Mesenteric leukocyte trafficking was associated with activation of peritoneal mast cells. Superfusion of buffer containing 0.001% ruthenium red, a dye selectively taken up by activated mast cells3, showed that mice in the early stages of an LPS-induced inflammatory response showed a greater (2.2x) uptake of ruthenium red by mast cells than saline-treated controls, indicating that LPS enhanced mast cell activation. The leukocyte infiltration was inhibited by pre-treatment 15 min before LPS administration with the general mast cell stabiliser cromolyn sodium (10mgkg-1, i.p.), which limited leukocyte emigration to 2.4 ± 0.1 cells, compared to saline vehicle pre-treatment at 5.8 ± 0.6 cells (P = 0.002).

In conclusion, our novel data suggest that mast cells play a role in LPS-induced peritoneal inflammation in terms of leukocyte emigration. Our finding that mast cell stabilisation blocks emigration but not PPE indicates that PPE occurs independently of the mechanisms by which the leukocyte chemotactic stimulus is generated. Further work is underway to determine the sequential mechanisms of cell types and mediators involved in these hyperacute stages of LPS-induced inflammation.
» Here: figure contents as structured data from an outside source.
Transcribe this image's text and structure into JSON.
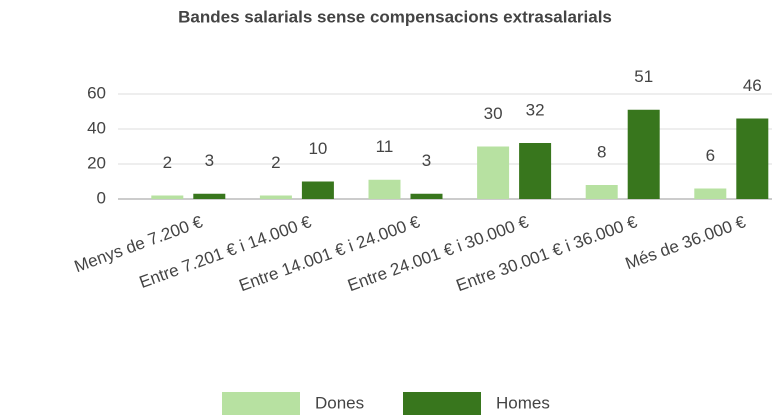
{
  "chart_data": {
    "type": "bar",
    "title": "Bandes salarials sense compensacions extrasalarials",
    "categories": [
      "Menys de 7.200 €",
      "Entre 7.201 € i 14.000 €",
      "Entre 14.001 € i 24.000 €",
      "Entre 24.001 € i 30.000 €",
      "Entre 30.001 € i 36.000 €",
      "Més de 36.000 €"
    ],
    "series": [
      {
        "name": "Dones",
        "color": "#b7e1a1",
        "values": [
          2,
          2,
          11,
          30,
          8,
          6
        ]
      },
      {
        "name": "Homes",
        "color": "#38761d",
        "values": [
          3,
          10,
          3,
          32,
          51,
          46
        ]
      }
    ],
    "ylim": [
      0,
      60
    ],
    "yticks": [
      0,
      20,
      40,
      60
    ],
    "grid": true,
    "legend": "bottom"
  }
}
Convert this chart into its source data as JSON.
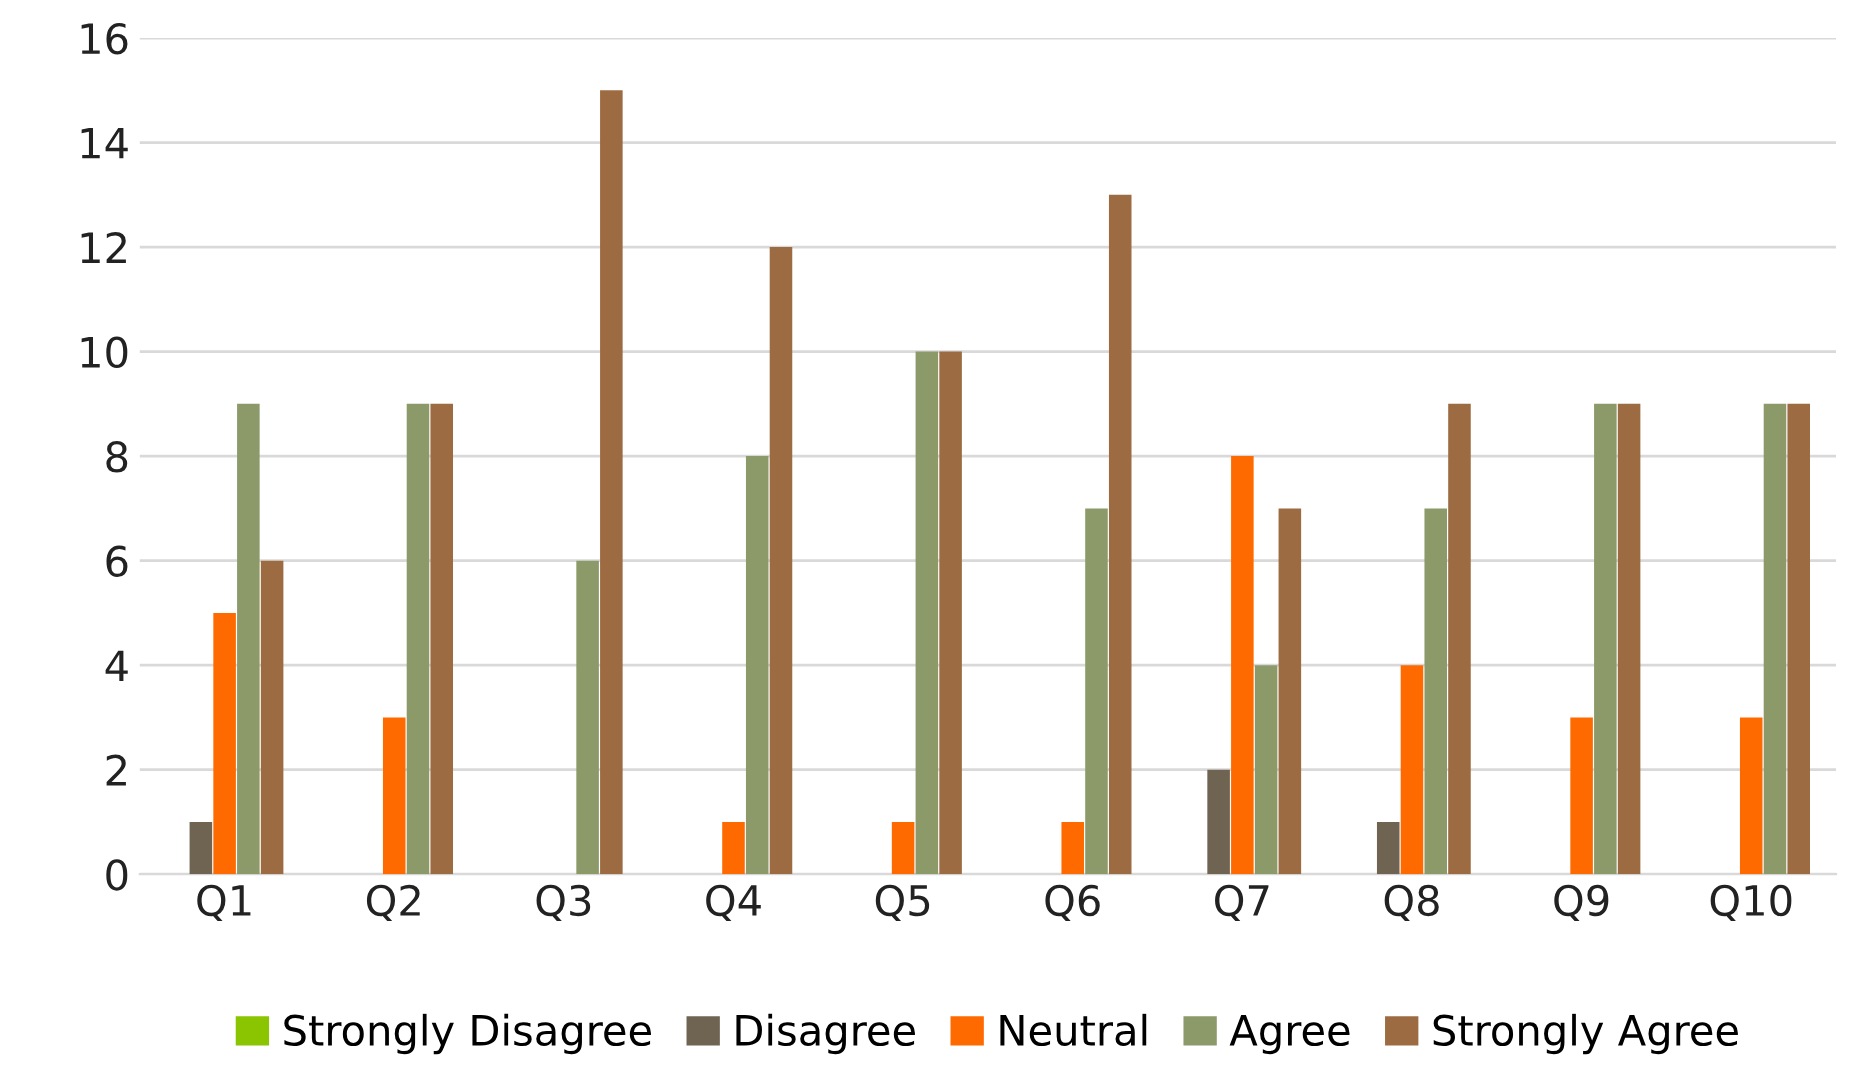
{
  "chart_data": {
    "type": "bar",
    "categories": [
      "Q1",
      "Q2",
      "Q3",
      "Q4",
      "Q5",
      "Q6",
      "Q7",
      "Q8",
      "Q9",
      "Q10"
    ],
    "series": [
      {
        "name": "Strongly Disagree",
        "color": "#8bc400",
        "values": [
          0,
          0,
          0,
          0,
          0,
          0,
          0,
          0,
          0,
          0
        ]
      },
      {
        "name": "Disagree",
        "color": "#6f6352",
        "values": [
          1,
          0,
          0,
          0,
          0,
          0,
          2,
          1,
          0,
          0
        ]
      },
      {
        "name": "Neutral",
        "color": "#ff6a00",
        "values": [
          5,
          3,
          0,
          1,
          1,
          1,
          8,
          4,
          3,
          3
        ]
      },
      {
        "name": "Agree",
        "color": "#8c9a6a",
        "values": [
          9,
          9,
          6,
          8,
          10,
          7,
          4,
          7,
          9,
          9
        ]
      },
      {
        "name": "Strongly Agree",
        "color": "#9c6b42",
        "values": [
          6,
          9,
          15,
          12,
          10,
          13,
          7,
          9,
          9,
          9
        ]
      }
    ],
    "ylim": [
      0,
      16
    ],
    "yticks": [
      0,
      2,
      4,
      6,
      8,
      10,
      12,
      14,
      16
    ],
    "grid": "y",
    "legend": "bottom"
  }
}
1. Ley, K., Laudanna, C., Cybulsky, M. & Nourshargh, S. Getting to the site of inflammation: the leukocyte adhesion cascade updated. Nat Rev Immunol 7, 678-89 (2007).

2. Bancroft, J. Theory and practice of histological techniques. (Churchill Livingstone: London;New York, 2002).

3. Johnston, B., Gaboury, J., Suernatsu, M. & Kubes, P. Nitric oxide inhibits microvascular protein leakage induced by leukocyte adhesion-independent and adhesion-dependent inflammatory mediators. Microcirculation 6, 153-62 (1999).